Как? Ты предвидел обвинение в подобном преступлении? Да как же мог ты его предвидеть, как мог даже подозревать? У тебя ведь не было врагов; а если бы и были, то не так ты жил, чтобы испытывать страх перед судом. Или, может быть, тебя, как это бывает, сделала трусливым и подозрительным нечистая совесть? О, тогда уж, если ты и в полновластии своем боялся суда и обвинения, то как же теперь, когда столько свидетельств говорят против тебя, еще ты можешь сомневаться в приговоре?

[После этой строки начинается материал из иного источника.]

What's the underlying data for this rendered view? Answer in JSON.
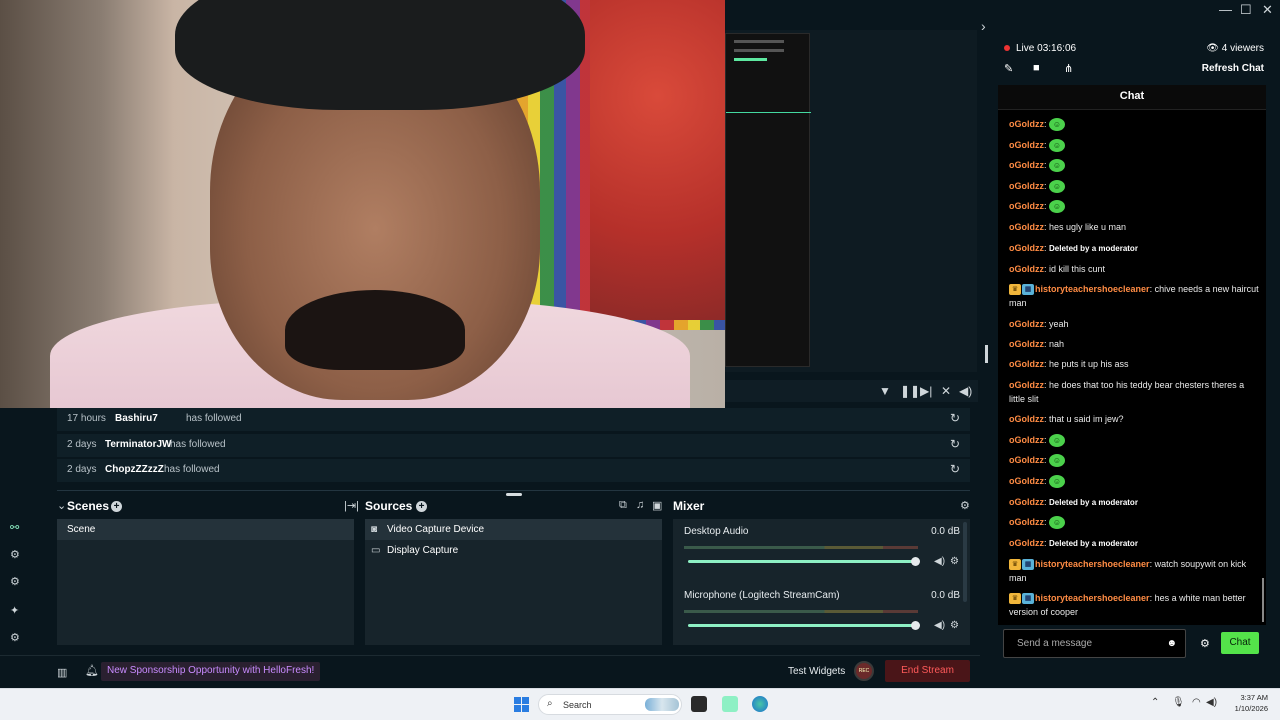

(75) Но ежели и впрямь тебя страшило обвинение, что вместо главаря разбойников ты казнил подставное лицо, то в чем была верней твоя защита — сейчас ли, столько времени спустя, по моему требованию и принуждению, привести на суд неведомого человека и твердить, будто он главарь пиратов, — или тотчас по свежим следам казнить всем известного пирата в Сиракузах, на виду у всей Сицилии? Смотри же, как велика здесь разница: там тебе нет никакого порицания, здесь тебе нет никакого оправдания; так, как там, поступали всегда и все, а так, как ты, поступал ли когда-нибудь и кто-нибудь?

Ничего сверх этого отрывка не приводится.